Neuroendocrine tumours (NETs) are a wide-ranging group of rare tumours that develop from neuroendocrine cells.
Neuroendocrine cells are specialised cells throughout the body that release chemicals called hormones into the blood when they are stimulated by nerves.
NETs may be malignant (cancerous) or benign (not cancerous) and are often slow-growing.
The most common NETs are:
- Gastrointestinal NETs, including carcinoid tumours, which most commonly develop in the digestive system
- Lung NETs
- Pancreatic NETs, which develop in the pancreas and can affect the release of hormones
Pancreatic NETs can be either functioning or non-functioning. Functioning pancreatic NETs produce hormones that cause a specific group of symptoms (see below), depending on which cells are affected.
More rarely, NETs can develop in other parts of the body as well.
Symptoms of neuroendocrine tumours
The symptoms of a neuroendocrine tumour can vary depending on where it is and whether it affects the production of hormones.
Tumours that do not cause any specific noticeable symptoms are referred to as non-functioning tumours.
Sometimes, the symptoms can be quite vague. For example, a tumour in the digestive system may cause diarrhoea, constipation and tummy pains, or a tumour in the lung may cause wheezing or a persistent cough.
Tumours that affect hormone production are described as functioning tumours and may cause abnormally large amounts of hormones to be released into the blood. This can cause noticeable symptoms such as flushing, cramps, wheezing, low blood sugar, blood pressure changes, and heart problems.
What causes neuroendocrine tumours?
It is not yet fully understood what causes neuroendocrine tumours.
However, some neuroendocrine tumours, such as multiple endocrine neoplasia (MEN 1), are genetic and therefore there is an increased risk if another member of your direct family, such as a parent, has this type of neuroendocrine tumour.

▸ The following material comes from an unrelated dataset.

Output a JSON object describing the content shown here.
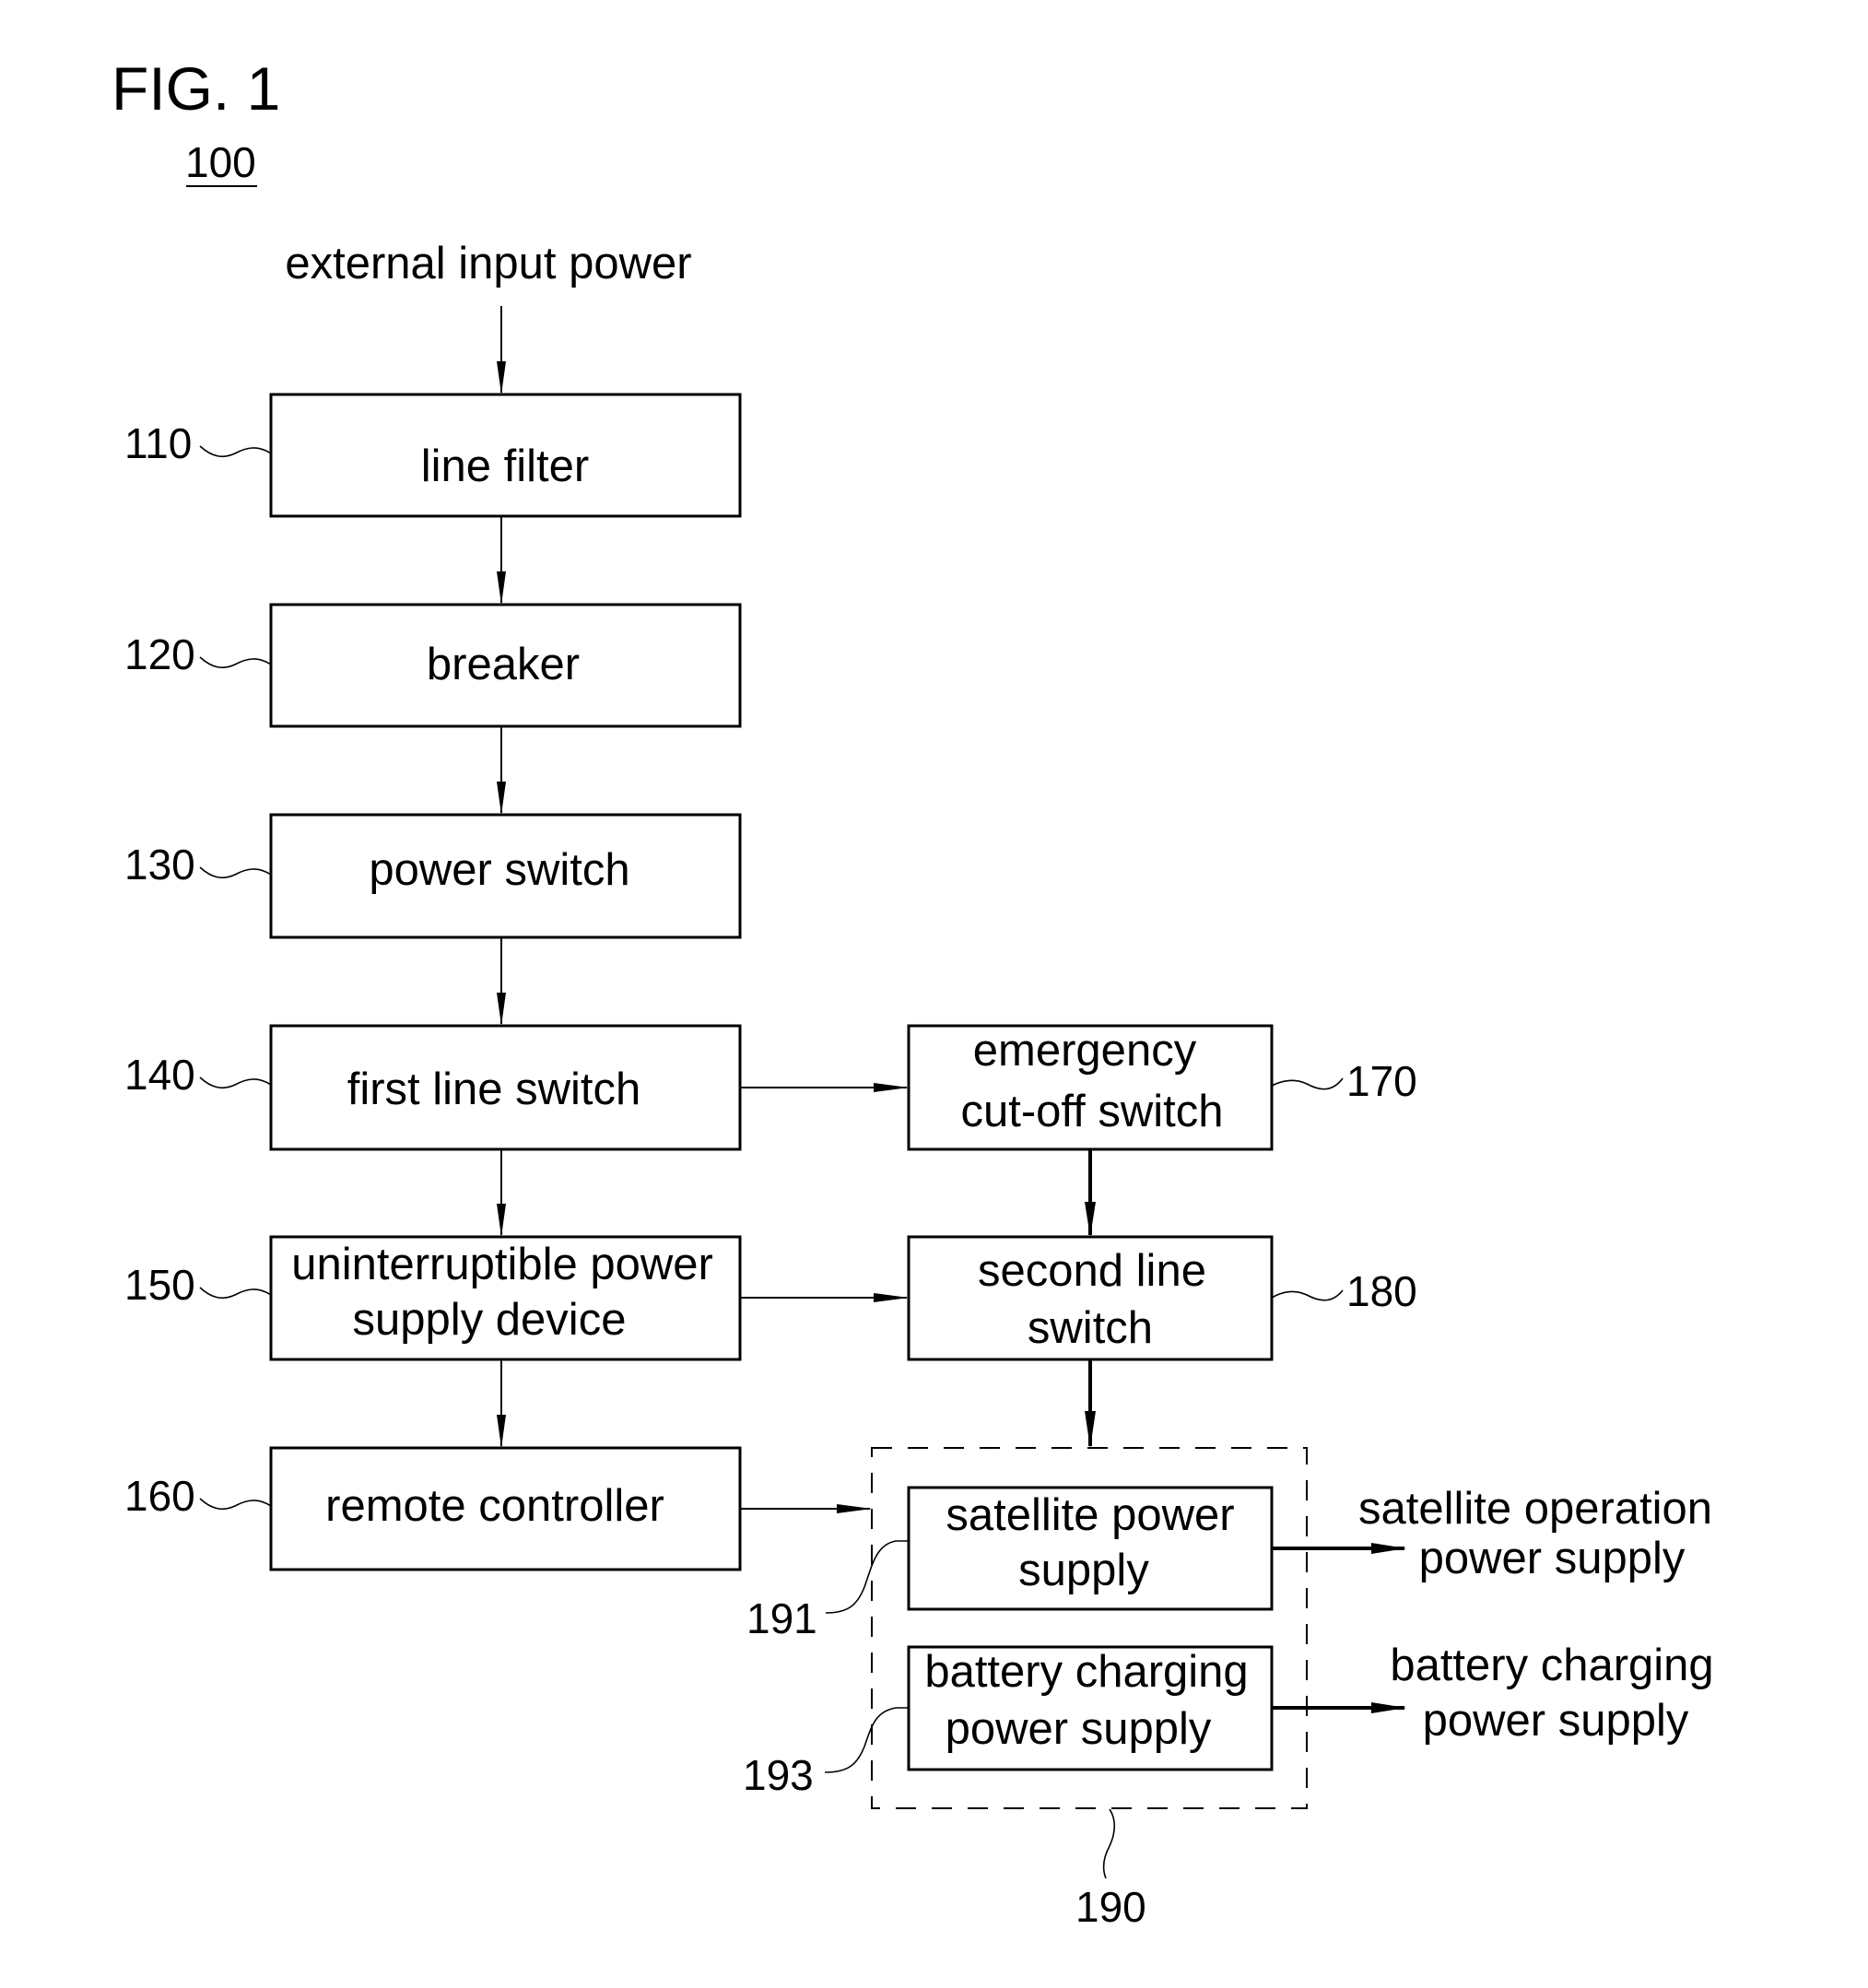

Diagnosing neuroendocrine tumours
Different types of scans may also be used to look for, or examine, tumours. These include:
- ultrasound scans, including echocardiograms and endoscopic ultrasound scans
- computerised tomography (CT) scans
- magnetic resonance imaging (MRI) scans
- positron emission tomography (PET) scans
- octreotide scans, where a mildly radioactive liquid is injected into your veins so any cancerous cells are highlighted when studied with a special camera
Treating neuroendocrine tumours
Treatment for neuroendocrine tumours is highly individual to you, as it depends on where your tumour is, how advanced your condition is and your general health.
If the tumour is benign, or has not spread to other parts of your body, it may be surgically removed.

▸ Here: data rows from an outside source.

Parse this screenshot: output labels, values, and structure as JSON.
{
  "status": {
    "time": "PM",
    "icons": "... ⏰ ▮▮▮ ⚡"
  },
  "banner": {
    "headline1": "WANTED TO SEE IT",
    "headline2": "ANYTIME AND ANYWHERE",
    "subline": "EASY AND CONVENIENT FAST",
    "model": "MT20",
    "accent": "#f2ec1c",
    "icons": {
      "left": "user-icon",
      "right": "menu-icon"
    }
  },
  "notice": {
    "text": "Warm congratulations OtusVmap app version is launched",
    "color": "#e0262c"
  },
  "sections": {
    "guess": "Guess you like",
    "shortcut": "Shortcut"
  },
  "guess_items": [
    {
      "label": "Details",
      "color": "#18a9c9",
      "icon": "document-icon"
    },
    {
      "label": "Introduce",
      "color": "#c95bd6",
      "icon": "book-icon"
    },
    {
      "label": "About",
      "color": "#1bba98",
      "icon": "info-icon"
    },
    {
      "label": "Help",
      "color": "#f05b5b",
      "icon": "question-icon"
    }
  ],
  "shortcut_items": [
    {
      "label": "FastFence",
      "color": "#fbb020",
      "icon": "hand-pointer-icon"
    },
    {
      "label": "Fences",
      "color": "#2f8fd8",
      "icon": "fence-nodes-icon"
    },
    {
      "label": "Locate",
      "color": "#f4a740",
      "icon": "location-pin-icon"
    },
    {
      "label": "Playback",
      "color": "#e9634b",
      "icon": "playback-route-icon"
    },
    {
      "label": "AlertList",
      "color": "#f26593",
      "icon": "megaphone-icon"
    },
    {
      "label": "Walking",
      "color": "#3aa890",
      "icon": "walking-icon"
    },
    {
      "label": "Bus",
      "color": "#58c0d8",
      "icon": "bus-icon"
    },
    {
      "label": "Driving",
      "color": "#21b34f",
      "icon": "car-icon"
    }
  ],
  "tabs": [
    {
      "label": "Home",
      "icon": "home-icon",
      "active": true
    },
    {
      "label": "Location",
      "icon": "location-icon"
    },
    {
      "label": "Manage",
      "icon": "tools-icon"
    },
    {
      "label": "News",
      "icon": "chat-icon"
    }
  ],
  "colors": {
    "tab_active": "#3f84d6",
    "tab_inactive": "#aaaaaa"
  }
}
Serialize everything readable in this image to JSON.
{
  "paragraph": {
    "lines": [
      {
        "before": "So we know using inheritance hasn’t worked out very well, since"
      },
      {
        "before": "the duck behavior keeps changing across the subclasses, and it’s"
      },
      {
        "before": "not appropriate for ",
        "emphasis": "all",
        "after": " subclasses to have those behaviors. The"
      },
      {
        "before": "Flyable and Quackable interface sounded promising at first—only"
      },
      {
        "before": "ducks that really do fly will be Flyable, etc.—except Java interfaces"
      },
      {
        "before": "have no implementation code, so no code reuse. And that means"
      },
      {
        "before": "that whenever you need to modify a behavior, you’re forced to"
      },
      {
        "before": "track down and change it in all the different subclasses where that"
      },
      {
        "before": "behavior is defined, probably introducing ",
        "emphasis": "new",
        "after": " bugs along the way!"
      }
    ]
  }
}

Unfortunately, many patients are only diagnosed after other parts of the body are affected, when surgery is very difficult.

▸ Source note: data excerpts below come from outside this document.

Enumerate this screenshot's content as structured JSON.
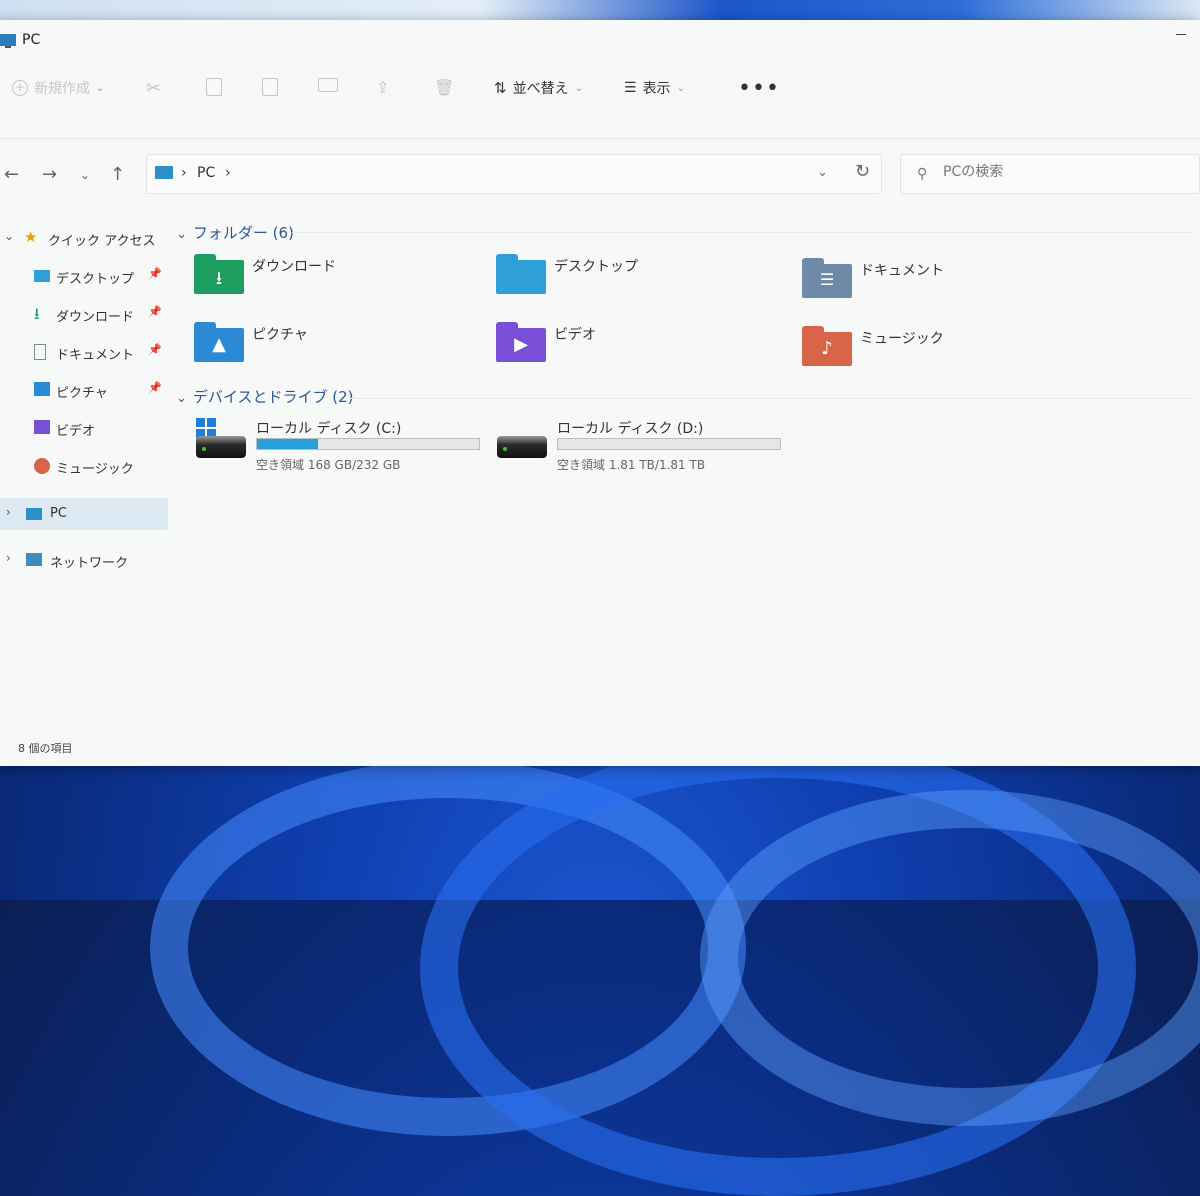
{
  "window": {
    "title": "PC"
  },
  "toolbar": {
    "new_label": "新規作成",
    "sort_label": "並べ替え",
    "view_label": "表示",
    "more_label": "•••"
  },
  "nav": {
    "breadcrumb": [
      "PC"
    ],
    "search_placeholder": "PCの検索"
  },
  "sidebar": {
    "quick_access": "クイック アクセス",
    "items": [
      {
        "label": "デスクトップ",
        "icon": "desktop-icon"
      },
      {
        "label": "ダウンロード",
        "icon": "download-icon"
      },
      {
        "label": "ドキュメント",
        "icon": "documents-icon"
      },
      {
        "label": "ピクチャ",
        "icon": "pictures-icon"
      },
      {
        "label": "ビデオ",
        "icon": "videos-icon"
      },
      {
        "label": "ミュージック",
        "icon": "music-icon"
      }
    ],
    "pc": "PC",
    "network": "ネットワーク"
  },
  "main": {
    "folders_header": "フォルダー (6)",
    "folders": [
      {
        "name": "ダウンロード",
        "color": "#1e9e5e"
      },
      {
        "name": "デスクトップ",
        "color": "#2e9fd8"
      },
      {
        "name": "ドキュメント",
        "color": "#6f8aa8"
      },
      {
        "name": "ピクチャ",
        "color": "#2a8ad6"
      },
      {
        "name": "ビデオ",
        "color": "#7a4fd8"
      },
      {
        "name": "ミュージック",
        "color": "#d8644a"
      }
    ],
    "drives_header": "デバイスとドライブ (2)",
    "drives": [
      {
        "name": "ローカル ディスク (C:)",
        "free": "空き領域 168 GB/232 GB",
        "used_fraction": 0.276
      },
      {
        "name": "ローカル ディスク (D:)",
        "free": "空き領域 1.81 TB/1.81 TB",
        "used_fraction": 0.0
      }
    ]
  },
  "status": {
    "items": "8 個の項目"
  },
  "colors": {
    "accent": "#26a0da",
    "selection": "#dde9f3"
  }
}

If surgery cannot be used to cure you, then it may be used to help manage your condition and reduce any symptoms. Treatments such as somatostatin analogues, peptide receptor targeted therapy (PRRT), embolisation, interferon, chemotherapy, radiotherapy, radiofrequency ablation (which uses heat to destroy cells), sunitinib or everolimus may be also used to stabilise the tumours.